E qui si apre uno dei capitoli più spinosi, quello della "delocalizzazione". Ancora: sull’alveo del fiume, suggerisce il geologo, "servivano aree di laminazione diffuse per rallentare l’onda di piena con l’espansione sui terreni circostanti". Infine, è urgente "una migliore gestione delle aree agricole, grazie a piccoli bacini di raccolta e laghetti collinari utili anche per i periodi siccitosi".

Ecco, la siccità. "L’altro volto del cambiamento climatico che abbiamo largamente sperimentato quest’estate", è l’analisi del presidente Anbi Francesco Vincenzi.
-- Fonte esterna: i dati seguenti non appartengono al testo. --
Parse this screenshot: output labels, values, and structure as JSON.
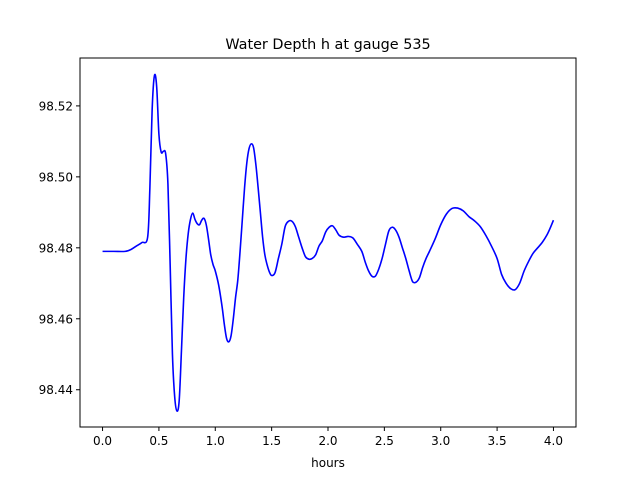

Che parte da un numero choc: il Misa straripato a Senigallia – dove sono piovuti solo 5,6 millimetri – alle 22 aveva un’altezza di 21 centimetri, alle 23.45 di 5,31 metri.

L’ufficio studi dell’associazione nazionale Consorzi gestione e tutela territorio e acque irrigue manda in circolo i dati e ci mette il punto esclamativo. Il presidente non ha dubbi: "Il Paese è fragile, oltre il 90% dei comuni è a rischio dissesto e siccità. Quali opere servono? La prima è la manutenzione ordinaria, la pulizia degli alvei, la manutenzione delle rive, la gestione dell’acqua da monte a valle".

Ci sono negli occhi di tutti le immagini degli allagamenti. Il presidente Anbi osserva: "Sicuramente è da ripensare il modello di sicurezza nel nostro Paese. Penso a scantinati e case sotto il livello del suolo. Non mi pare più possibile".

Dignani, marchigiano, scrive sul tema da più di vent’anni. Come si sente, oggi, a commentare un altro disastro? "Purtroppo le nostre previsioni si avverano, e in questo non c’è purtroppo soddisfazione. Mentre nella campagna elettorale le questioni ambientali e climatiche restano ai margini", avverte. Sospiro.